А к весне помер тот медведь. Братья Симеоны на такое дело поглядели и решили от Марфы сбежать. Если уж медведь так поклоны бил, что помер, что же с нами станется от жизни такой? – думают. Ну и сбежали, пока Марфа у кума в избе поклоны била. Та вернулась домой, глядь – ан нету гостей дорогих. Три дня плакала Марфа, на четвертый угомонилась. И то: сколько ж можно реветь?
А семеро братьев Симеонов с той поры только у святых отцов на ночлег останавливались, а потом и сами по скитам разошлись. Так их простая баба Марфа Старица своими поклонами на путь истинный наставила, выходит.
Сага про Йона Упрямца и кита
Исландская сага
И. С., который хотел услышать сагу о том, как исландец кита подоил
Йоном звали человека, который жил на берегу Китового фьорда. Он был сыном Асмунда Дробителя Голов и Золотой Хельги, дочери Сигмунда Красноглазого; его братом был Торд Крылатый, который прыгнул со Скалы Закона в то лето, когда исландцы изгнали с острова Гримнира Метельщика и Ерунда Козленка, и не разбился. Но о Торде Крылатом в этой саге ничего не говорится, о нем есть другая сага.
Йон был крепким хозяином и человеком степенным, основательным. Он всегда носил крашеные одежды. Соседи называли его Йоном Упрямцем, потому что он всегда добивался своего. Его жену звали Сигню, она была очень знатного рода: бабка ее матери приходилась племянницей Рагнару Кожаные Штаны. У Йона и Сигню было трое детей, но о них в этой саге ничего не говорится.
В Китовый фьорд часто приплывали киты. У Йона не было корабля и людей, чтобы убивать китов, поэтому он целыми днями бродил по берегу и горевал. Однажды Йон пришел к жене и сказал: «Зачем в море плавает столько жира и мяса, если не нам это добро достается?» Жена решила, что после таких речей Йон станет строить лодку и собирать людей в поход, однако он ничего не предпринимал, и продолжал бродить по берегу. Жене он больше ничего не говорил, рассудив, что не ее ума это дело.

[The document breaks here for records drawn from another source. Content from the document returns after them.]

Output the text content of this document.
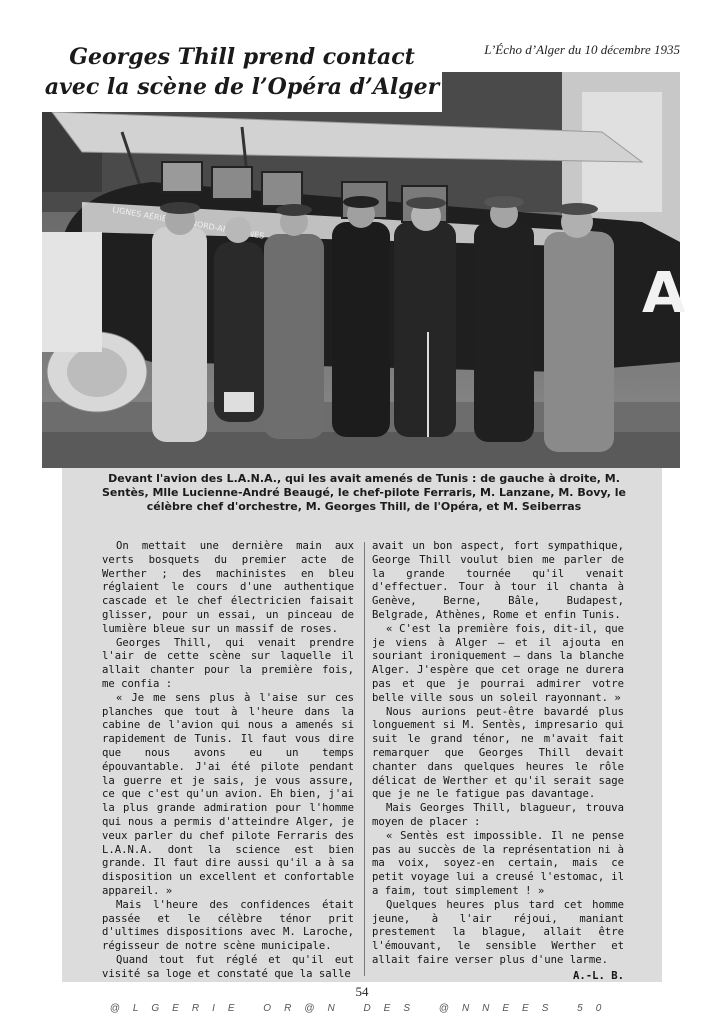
Georges Thill prend contact
avec la scène de l’Opéra d’Alger
L’Écho d’Alger du 10 décembre 1935
LIGNES
A
Devant l'avion des L.A.N.A., qui les avait amenés de Tunis : de gauche à droite, M. Sentès, Mlle Lucienne-André Beaugé, le chef-pilote Ferraris, M. Lanzane, M. Bovy, le célèbre chef d'orchestre, M. Georges Thill, de l'Opéra, et M. Seiberras

On mettait une dernière main aux verts bosquets du premier acte de Werther ; des machinistes en bleu réglaient le cours d'une authentique cascade et le chef électricien faisait glisser, pour un essai, un pinceau de lumière bleue sur un massif de roses.

Georges Thill, qui venait prendre l'air de cette scène sur laquelle il allait chanter pour la première fois, me confia :

« Je me sens plus à l'aise sur ces planches que tout à l'heure dans la cabine de l'avion qui nous a amenés si rapidement de Tunis. Il faut vous dire que nous avons eu un temps épouvantable. J'ai été pilote pendant la guerre et je sais, je vous assure, ce que c'est qu'un avion. Eh bien, j'ai la plus grande admiration pour l'homme qui nous a permis d'atteindre Alger, je veux parler du chef pilote Ferraris des L.A.N.A. dont la science est bien grande. Il faut dire aussi qu'il a à sa disposition un excellent et confortable appareil. »

Mais l'heure des confidences était passée et le célèbre ténor prit d'ultimes dispositions avec M. Laroche, régisseur de notre scène municipale.

Quand tout fut réglé et qu'il eut visité sa loge et constaté que la salle

avait un bon aspect, fort sympathique, George Thill voulut bien me parler de la grande tournée qu'il venait d'effectuer. Tour à tour il chanta à Genève, Berne, Bâle, Budapest, Belgrade, Athènes, Rome et enfin Tunis.

« C'est la première fois, dit-il, que je viens à Alger — et il ajouta en souriant ironiquement — dans la blanche Alger. J'espère que cet orage ne durera pas et que je pourrai admirer votre belle ville sous un soleil rayonnant. »

Nous aurions peut-être bavardé plus longuement si M. Sentès, impresario qui suit le grand ténor, ne m'avait fait remarquer que Georges Thill devait chanter dans quelques heures le rôle délicat de Werther et qu'il serait sage que je ne le fatigue pas davantage.

Mais Georges Thill, blagueur, trouva moyen de placer :

« Sentès est impossible. Il ne pense pas au succès de la représentation ni à ma voix, soyez-en certain, mais ce petit voyage lui a creusé l'estomac, il a faim, tout simplement ! »

Quelques heures plus tard cet homme jeune, à l'air réjoui, maniant prestement la blague, allait être l'émouvant, le sensible Werther et allait faire verser plus d'une larme.

A.-L. B.
54
@LGERIE OR@N DES @NNEES 50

Ториром звали человека, который жил в семье Йона Упрямца. Его бабка была с Оркнейских островов. Люди поговаривали, что она ведьма. А мать Торира взяли в плен викинги и привезли в Исландию. В Исландии она всю жизнь была служанкой Золотой Хельги, а ее сын Торир имел достаточно удачи, чтобы стать вольноотпущенником. Золотая Хельга подарила ему вольную, но за это попросила присматривать за Йоном и во всем ему помогать. Йон очень ценил помощь Торира и дарил ему крашеные одежды. Торир был колдуном, хоть и говаривал порой, что нелегкое это занятие. А было это в те дни, когда в Исландии еще не приняли христианство, поэтому никто не препятствовал Ториру в его тайных делах.
Однажды вечером Торир Вольноотпущенник пошел на берег по какой-то своей надобности и встретил там Йона Упрямца. Тот спросил, что нового, и Торир рассказал, как обстоят дела в хозяйстве. Йон выслушал его, долго думал, а потом сказал вису:
Лежат перины дракона
в кладовых ясеня брани,
липа колец довольна,
но гложет сердце кручина.
Торир удивился и сказал, что, дескать, хозяйство у Йона действительно богатое, и жена такой жизнью довольна, а значит, и горевать не о чем. Тогда Йон сложил еще одну вису:
Плавают в пене прилива
туши курганов мяса,
а дуб разгула валькирий
ячменную кашу гложет.
Тогда Торир понял, что Йон не может добыть кита и очень этим недоволен. Но ничего не сказал и пошел домой. Там его встретила Сигню и спросила, что нового, но Торир промолчал.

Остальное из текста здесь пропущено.